A report that came out in February issued grades for California’s 539 cities and counties based on their progress toward meeting goals set out in the Regional Housing Needs Assessment (RHNA). RHNA is a statewide program that determines how much housing a local jurisdiction should create at four different income levels during a five- or eight-year cycle.
In all, nine jurisdictions got an A-plus. In the Bay Area those included Calistoga, Mill Valley, Hillsborough, Healdsburg and unincorporated Sonoma County.
Calistoga, with a population of about 5,300, scored well because it permitted 63 units through 2017, far surpassing its allotment of 27 units.
It also drew the attention of the San Francisco Chronicle, which interviewed Calistoga’s planning and building director Lynn Goldberg for a piece about the study.
The report, ‘Missing the Mark, Examining the Shortcomings of California’s Housing Goals, (https://www.next10.org/sites/default/files/california-housing-goals-2019-3.pdf) was commissioned by San Francisco think tank Next 10 to address the state’s ongoing “housing crisis.” Beacon Economics, based in Los Angeles, created the report.
Giving cities a grade is complicated for a number of reasons. Among them, “A lot of regions have high grades because they have very low housing targets relative to their population,” said Adam Fowler, Beacon’s research director as reported in the San Francisco Chronicle.
The report also said it highlights how little progress the state as a whole is making. Only 26 percent of the targeted number of housing units statewide have been permitted across all income levels, Fowler stated on social media.
Beacon gave Marin and Napa counties a B-plus, but their housing goals amounted to only 0.9 and 1.1 percent, respectively, of their 2017 populations.
Those that scored a low grade, like San Francisco, were averaged 3.3 units per 100 people, the report said.
The RHNA allotment for the A-plus areas averaged only 0.7 units per 100 people.
“That’s not a very high bar,” said Goldberg. “(RHNA is) trying to get there, but I think this report is really showing the crazy methodology each of the regions use to allocate the units. Calistoga is so tiny they can’t possibly have a good grasp of the job situation, like how many projected jobs we’re going to have.”
Calistoga’s housing progress
The 30-unit senior housing project that opened last year on south Washington Street contributed to Calistoga’s high rating in the report.
The city bought a piece of land and leased it for $1 a year to a nonprofit developer, the Corporation for Better Housing, that built the apartment building for very-low-income seniors.
Also contributing to the high score were the 20 multi-million-dollar homes not yet completed, as part of the Four Seasons Resort on Silverado Trail. Those homes are selling from $3.5 million to $5.7 million.
In December, the planning commission also approved a new 78-unit apartment project on Lincoln Avenue, which will go into the next RHNA filing.

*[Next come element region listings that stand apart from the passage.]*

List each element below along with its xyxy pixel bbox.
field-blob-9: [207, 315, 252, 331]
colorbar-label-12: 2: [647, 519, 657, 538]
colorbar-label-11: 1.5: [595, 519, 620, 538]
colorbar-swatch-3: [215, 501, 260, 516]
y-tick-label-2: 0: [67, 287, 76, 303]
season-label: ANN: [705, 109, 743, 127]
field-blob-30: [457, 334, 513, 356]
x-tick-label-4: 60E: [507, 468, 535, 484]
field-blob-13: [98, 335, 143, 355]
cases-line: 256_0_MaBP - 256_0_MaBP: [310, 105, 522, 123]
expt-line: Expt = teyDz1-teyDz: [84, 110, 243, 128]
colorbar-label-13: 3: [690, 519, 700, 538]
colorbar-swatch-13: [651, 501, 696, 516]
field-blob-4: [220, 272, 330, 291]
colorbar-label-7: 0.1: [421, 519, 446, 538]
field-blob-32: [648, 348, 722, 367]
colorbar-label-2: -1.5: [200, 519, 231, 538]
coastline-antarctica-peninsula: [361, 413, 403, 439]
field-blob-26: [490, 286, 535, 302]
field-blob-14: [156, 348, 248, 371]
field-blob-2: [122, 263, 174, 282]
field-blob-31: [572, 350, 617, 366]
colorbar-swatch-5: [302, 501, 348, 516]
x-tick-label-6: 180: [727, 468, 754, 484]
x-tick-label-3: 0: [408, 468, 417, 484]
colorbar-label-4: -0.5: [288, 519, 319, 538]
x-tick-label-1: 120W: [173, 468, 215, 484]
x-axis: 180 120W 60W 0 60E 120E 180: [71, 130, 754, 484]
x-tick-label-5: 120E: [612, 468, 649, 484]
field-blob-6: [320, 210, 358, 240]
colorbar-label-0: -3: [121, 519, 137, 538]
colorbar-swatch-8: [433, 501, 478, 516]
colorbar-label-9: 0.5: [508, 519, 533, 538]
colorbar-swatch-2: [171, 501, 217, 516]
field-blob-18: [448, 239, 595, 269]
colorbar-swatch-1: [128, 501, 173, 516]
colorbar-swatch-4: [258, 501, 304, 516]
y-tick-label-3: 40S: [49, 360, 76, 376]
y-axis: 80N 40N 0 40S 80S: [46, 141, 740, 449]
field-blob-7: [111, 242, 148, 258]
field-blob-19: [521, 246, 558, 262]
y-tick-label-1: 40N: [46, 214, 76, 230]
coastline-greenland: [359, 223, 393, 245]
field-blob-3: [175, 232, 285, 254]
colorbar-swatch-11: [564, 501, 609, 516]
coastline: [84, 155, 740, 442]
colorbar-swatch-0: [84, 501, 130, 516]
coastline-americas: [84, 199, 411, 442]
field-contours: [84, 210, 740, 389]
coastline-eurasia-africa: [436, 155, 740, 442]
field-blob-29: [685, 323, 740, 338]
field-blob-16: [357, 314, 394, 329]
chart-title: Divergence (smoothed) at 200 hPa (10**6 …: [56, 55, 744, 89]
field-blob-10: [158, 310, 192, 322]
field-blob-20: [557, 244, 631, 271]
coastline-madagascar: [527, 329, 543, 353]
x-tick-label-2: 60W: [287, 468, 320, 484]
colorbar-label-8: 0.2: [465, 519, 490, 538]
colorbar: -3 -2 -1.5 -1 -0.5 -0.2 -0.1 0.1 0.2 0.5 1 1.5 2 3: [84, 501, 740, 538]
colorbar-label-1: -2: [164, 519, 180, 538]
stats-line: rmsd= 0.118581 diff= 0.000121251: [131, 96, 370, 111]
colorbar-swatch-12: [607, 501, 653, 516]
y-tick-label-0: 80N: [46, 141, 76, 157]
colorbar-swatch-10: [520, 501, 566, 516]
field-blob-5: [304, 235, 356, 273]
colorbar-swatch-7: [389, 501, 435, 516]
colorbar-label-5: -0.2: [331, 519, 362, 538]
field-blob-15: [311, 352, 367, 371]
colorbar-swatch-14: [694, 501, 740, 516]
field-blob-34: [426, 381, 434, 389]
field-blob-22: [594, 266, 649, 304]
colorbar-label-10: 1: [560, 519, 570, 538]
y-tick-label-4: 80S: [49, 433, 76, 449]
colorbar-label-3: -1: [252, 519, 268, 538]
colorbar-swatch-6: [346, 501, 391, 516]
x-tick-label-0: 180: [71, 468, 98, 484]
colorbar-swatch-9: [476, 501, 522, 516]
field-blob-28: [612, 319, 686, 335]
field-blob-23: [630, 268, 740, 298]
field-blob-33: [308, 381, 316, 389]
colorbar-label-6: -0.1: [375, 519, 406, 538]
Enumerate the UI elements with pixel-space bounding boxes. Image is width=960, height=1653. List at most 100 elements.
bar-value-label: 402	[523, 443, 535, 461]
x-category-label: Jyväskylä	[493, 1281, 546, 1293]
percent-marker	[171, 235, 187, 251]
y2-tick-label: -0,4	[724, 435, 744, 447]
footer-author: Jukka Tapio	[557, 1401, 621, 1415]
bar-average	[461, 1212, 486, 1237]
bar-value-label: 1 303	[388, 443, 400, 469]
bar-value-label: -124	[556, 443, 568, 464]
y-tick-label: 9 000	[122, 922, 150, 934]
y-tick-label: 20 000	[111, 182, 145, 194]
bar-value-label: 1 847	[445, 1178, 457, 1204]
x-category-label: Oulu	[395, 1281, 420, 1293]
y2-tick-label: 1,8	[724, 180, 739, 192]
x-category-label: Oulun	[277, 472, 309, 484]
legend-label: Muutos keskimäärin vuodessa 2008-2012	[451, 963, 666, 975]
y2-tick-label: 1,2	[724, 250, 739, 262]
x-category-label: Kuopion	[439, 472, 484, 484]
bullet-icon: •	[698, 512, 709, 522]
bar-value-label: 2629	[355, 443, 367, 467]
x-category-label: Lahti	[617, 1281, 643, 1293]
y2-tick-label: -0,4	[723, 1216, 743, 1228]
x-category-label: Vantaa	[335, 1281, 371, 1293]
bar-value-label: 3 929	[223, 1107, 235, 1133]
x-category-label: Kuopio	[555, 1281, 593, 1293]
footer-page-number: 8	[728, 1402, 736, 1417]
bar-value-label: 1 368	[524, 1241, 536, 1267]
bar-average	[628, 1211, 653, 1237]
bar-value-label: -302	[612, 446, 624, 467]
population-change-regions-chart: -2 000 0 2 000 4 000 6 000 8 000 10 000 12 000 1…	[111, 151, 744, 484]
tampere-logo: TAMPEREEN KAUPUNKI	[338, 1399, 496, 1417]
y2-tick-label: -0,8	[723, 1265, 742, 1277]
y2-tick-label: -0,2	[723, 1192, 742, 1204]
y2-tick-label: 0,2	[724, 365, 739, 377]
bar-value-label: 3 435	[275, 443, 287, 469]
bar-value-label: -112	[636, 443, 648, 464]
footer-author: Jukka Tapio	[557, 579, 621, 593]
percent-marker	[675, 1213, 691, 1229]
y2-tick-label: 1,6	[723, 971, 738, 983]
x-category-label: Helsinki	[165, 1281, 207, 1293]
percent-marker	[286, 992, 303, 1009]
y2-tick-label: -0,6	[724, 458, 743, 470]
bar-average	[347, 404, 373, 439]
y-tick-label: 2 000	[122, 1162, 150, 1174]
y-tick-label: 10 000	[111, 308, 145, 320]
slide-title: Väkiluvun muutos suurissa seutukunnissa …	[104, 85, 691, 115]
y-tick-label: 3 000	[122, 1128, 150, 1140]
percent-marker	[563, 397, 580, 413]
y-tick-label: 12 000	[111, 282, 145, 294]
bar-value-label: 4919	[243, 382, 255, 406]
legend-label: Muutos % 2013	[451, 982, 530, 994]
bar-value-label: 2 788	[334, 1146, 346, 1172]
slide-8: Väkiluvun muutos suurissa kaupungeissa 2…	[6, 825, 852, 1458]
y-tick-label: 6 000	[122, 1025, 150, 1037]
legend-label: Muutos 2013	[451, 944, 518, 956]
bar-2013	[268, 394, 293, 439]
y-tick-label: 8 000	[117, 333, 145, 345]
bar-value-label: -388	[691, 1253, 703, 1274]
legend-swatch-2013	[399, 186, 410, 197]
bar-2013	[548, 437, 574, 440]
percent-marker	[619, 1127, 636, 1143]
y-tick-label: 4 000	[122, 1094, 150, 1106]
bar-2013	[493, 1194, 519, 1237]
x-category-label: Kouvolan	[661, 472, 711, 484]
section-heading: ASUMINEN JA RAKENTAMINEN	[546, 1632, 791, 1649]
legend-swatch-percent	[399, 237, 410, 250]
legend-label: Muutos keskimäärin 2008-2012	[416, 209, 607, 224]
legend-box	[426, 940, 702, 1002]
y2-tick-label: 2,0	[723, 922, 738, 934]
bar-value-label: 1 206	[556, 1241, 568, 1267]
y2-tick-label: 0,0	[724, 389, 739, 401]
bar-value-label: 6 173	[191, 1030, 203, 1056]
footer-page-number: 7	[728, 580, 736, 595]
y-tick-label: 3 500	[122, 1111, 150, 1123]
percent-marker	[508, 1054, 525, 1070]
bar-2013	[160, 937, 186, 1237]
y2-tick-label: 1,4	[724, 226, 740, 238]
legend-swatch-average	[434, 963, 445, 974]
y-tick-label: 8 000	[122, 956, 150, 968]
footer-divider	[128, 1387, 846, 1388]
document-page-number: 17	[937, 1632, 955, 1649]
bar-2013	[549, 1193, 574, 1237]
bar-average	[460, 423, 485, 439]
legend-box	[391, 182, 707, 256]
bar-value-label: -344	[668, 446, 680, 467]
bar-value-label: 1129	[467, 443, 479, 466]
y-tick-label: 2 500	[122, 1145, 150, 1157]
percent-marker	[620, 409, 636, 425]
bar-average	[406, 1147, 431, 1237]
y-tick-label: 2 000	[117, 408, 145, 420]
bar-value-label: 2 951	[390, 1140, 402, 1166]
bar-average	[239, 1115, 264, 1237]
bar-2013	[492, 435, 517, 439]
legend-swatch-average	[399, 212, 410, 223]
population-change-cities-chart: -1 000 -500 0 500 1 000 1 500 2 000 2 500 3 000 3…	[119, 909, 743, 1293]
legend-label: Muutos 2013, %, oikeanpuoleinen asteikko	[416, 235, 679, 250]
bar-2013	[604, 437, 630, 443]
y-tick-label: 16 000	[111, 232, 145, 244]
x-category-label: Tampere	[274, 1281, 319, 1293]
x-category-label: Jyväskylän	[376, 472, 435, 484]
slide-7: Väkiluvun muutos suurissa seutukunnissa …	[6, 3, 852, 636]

“Fortunately, we have a city council that’s very proactive. We don’t care what our allocation is, we know we have a huge unmet need,” Goldberg said. “So it doesn’t really matter, it’s great, we know we’re fulfilling the state obligation, but we know we have our own obligation at the local level. But I’m always happy to see an A-plus. Yay us, but we’re going to keep plugging away. I don’t think we’ll ever get a high allocation but that doesn’t mean we’re going to ignore the obvious needs that we have.”
Problems with the allotment process
There are, and have been for some time, problems with the RHNA allotment process.
“The allocation of units finds itself misaligned with regard to the dynamics of the housing market — namely population change and job growth projections,” the report states.
For example, RHNA fails to take into consideration the population of adults who live with their parents or with roommates.
The process also relies on self-allocating of housing requirement numbers among regional councils of government. Many jurisdictions fail to submit an annual progress report to the state housing department. From 2013 – 2017, 100 jurisdictions failed for report how many units they permitted, the report states.
Penalties for not meeting allotments
Beacon’s report also notes that four bills have been passed in the last two years designed to impose consequences on cities that don’t meet their goals, and to improve the goal-setting process when the state enters its next cycle.
“It’s an excellent study… I think it’s really going to open some eyes and lead to some reforms. I think the consequences of it could be interesting,” Goldberg said. “The state has been pretty lax reviewing the allocations. Up until now, if you haven’t met your allocation it’s kind of been, ‘whatever.’ No one is scrutinizing how the jurisdictions are performing. Now, the state is stepping up. The governor is talking about tying transportation funding and other grants towards meeting housing goals. Once you start tying money to it, that’ll get some of their attention.”